I like to think that in this column I give as much credit as I possibly can to the upcoming angling generation. After all, before I did whatever it is that I do now, I was a teacher for a good few years and I've always had belief in the young.

Fakenham & Wells Times: Paul and Bob with something to celebrate! Picture: John BaileyPaul and Bob with something to celebrate! Picture: John Bailey (Image: Archant)

However, this week, I think it is the veterans who deserve the praise and the Rob Shanks Angling award goes to grandfather Adie Hall.

Adie wrote in to say: "I gave my grandson Callum Harvey his first fishing trip recently as a change from sitting in his bedroom, playing on his XBox. We went to Meadow Lake at Shallowbrook as it holds a good head of smaller fish which would keep him interested. I set him up with a four-metre whip and the lake did not let me down. It's great to have fish in the net, but there is the added bonus of the time fishing gives you with nature. In a quiet moment I asked Cal what he could see and hear. 'Water,' he replied with mild sarcasm. I then pointed out the kingfisher arrowing to his nest and the buzzard soaring overhead. I pointed Cal's gaze to the margins and he was open-mouthed to see a very large pike lying not a foot away. I remember taking my son on his first fishing outing and I feel blessed to have introduced two generations to my passion."

In similar vein, you might not describe Bob Anderson as an "oldie" exactly, but he seems to have been the guiding force at Cobbleacre fishery for just about ever. Which is why it was such a shock to hear that Bob is leaving after so long, after doing such fantastic work. Bob's achievements at Cobbleacre are legendary, but it is for his work with the young that I think he will be chiefly remembered. I cannot even begin to count the anglers that I alone know who credit Bob for starting them on their career. Bob, Adie, what great work you have both done, my friends.

This brings me neatly on to Terry Lawton, Kev Freezer, Paul Cook and Richard Nelson, another team of notable fishers who won't see 40 again... or 50 I'm guessing. Last week they got together to give the River Wensum around Fakenham a good clean-out. A wallet, a mobile phone, 18 tyres, a shoal of plastic bottles and drink cans, 30-odd golf balls and the inevitable supermarket trolley made up the bulk of the 'catch'. As Terry says, so few of us understand the importance of our rivers and their fragility. The Wensum is an SSSI and supposed to be one of the key rivers in Europe and yet so many treat it as a waste dump. It is a fine thing that anglers are doing something positive and actually making a difference for all to see. I guess we must thank North Norfolk District Council for providing bags, litter pickers and for picking up the rubbish at the end of the day. Perhaps now they might consider capitalising on the great trail Terry and team have blazed.

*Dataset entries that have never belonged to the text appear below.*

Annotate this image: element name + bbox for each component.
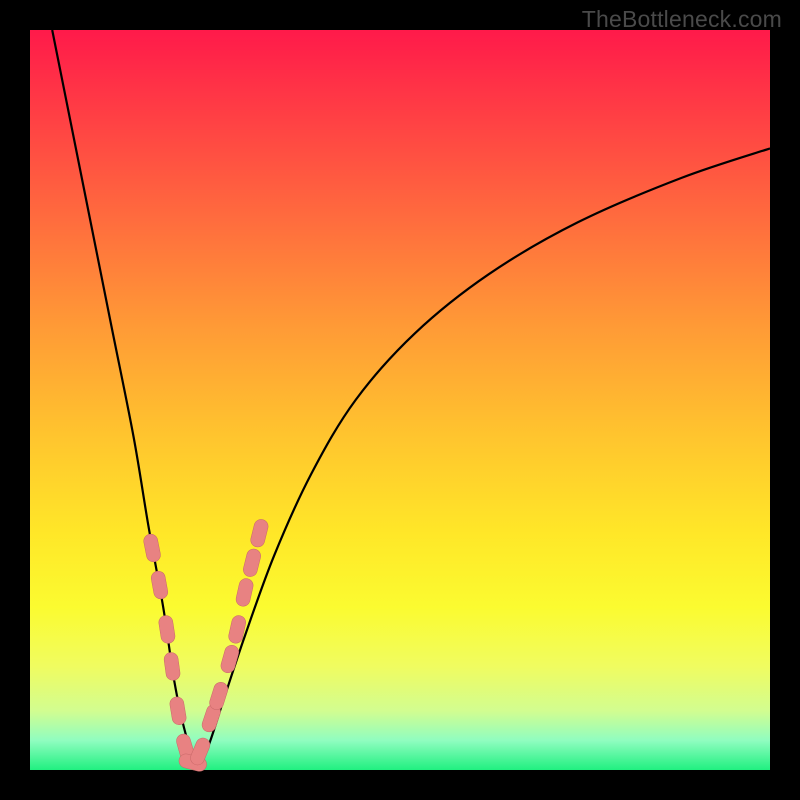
- curve-marker: [235, 577, 255, 607]
- chart-svg: [30, 30, 770, 770]
- curve-marker: [242, 548, 262, 579]
- curve-marker: [142, 533, 161, 563]
- curve-marker: [219, 644, 240, 675]
- bottleneck-curve: [52, 30, 770, 763]
- curve-marker: [150, 570, 169, 600]
- curve-marker: [249, 518, 269, 549]
- curve-marker: [163, 652, 181, 682]
- watermark-text: TheBottleneck.com: [582, 6, 782, 33]
- curve-marker: [208, 681, 230, 712]
- curve-marker: [169, 696, 187, 726]
- chart-plot-area: [30, 30, 770, 770]
- curve-marker: [158, 614, 176, 644]
- marker-group: [142, 518, 269, 773]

I say that because I have been on the rivers myself these past few days, right towards the end of the warm spell. Everywhere a road has crossed a river, the kids have been out, it seems. They have brought with them towels, pop bottles, snacks, odd bits of clothing and even a drain cover in one instance. And, guess what? They have left them there. For every caring teenager worried about polar bears there are 20 who couldn't give a tinker's curse about the environment. In one instance a load of refuse was left piled against a sign threatening a £200 fine for littering. Perhaps the NNDC could now set about ensuring penalties are actually enforced rather than scoffed at? This matters. It won't be long before these kids are parents and there will be another generation of oafs who thinks it is a laugh to mess up the world we all have to live in. Wouldn't it be nice if Terry's work was the start of something even more far reaching?

Mind you, these kids are only following the example of their so-called elders and betters. I've just picked up on the fact that Southern Water has been fined £3m for sewage spills on a continuing basis between 2010 and 2017. It appears 300 of their sewage works aren't fit for purpose, but, worst of all, Southern Water lied habitually and went to obscene lengths to cover the whole debacle up. You also have to ask what the Environment Agency, the body charged with keeping our rivers pure, were doing? I've been asking myself what they were doing for SEVEN whole years. This seems especially suspicious as Southern Water have serious form and were done for sewage misdemeanours in 2007. Fourteen per cent of our nation's rivers are reportedly in good health but we don't seem surprised, shocked or bothered even if the remaining 86pc are shambolic open sewers. Perhaps I've got the youth who left the manhole cover bankside at Lyng all wrong. Perhaps it was all a piece of subtle irony after all.

Finally, can I set the record straight? My friends are rejoicing in a report that appeared in The Sun the other week. The paper misquoted Bob Mortimer and Paul Whitehouse as saying I had booked them into a Norfolk sex hotel on a recent fishing trip. Absolutely not true. As was that paper's allegation that I am aged 76. Outrageous. I'm 80 if I'm a day.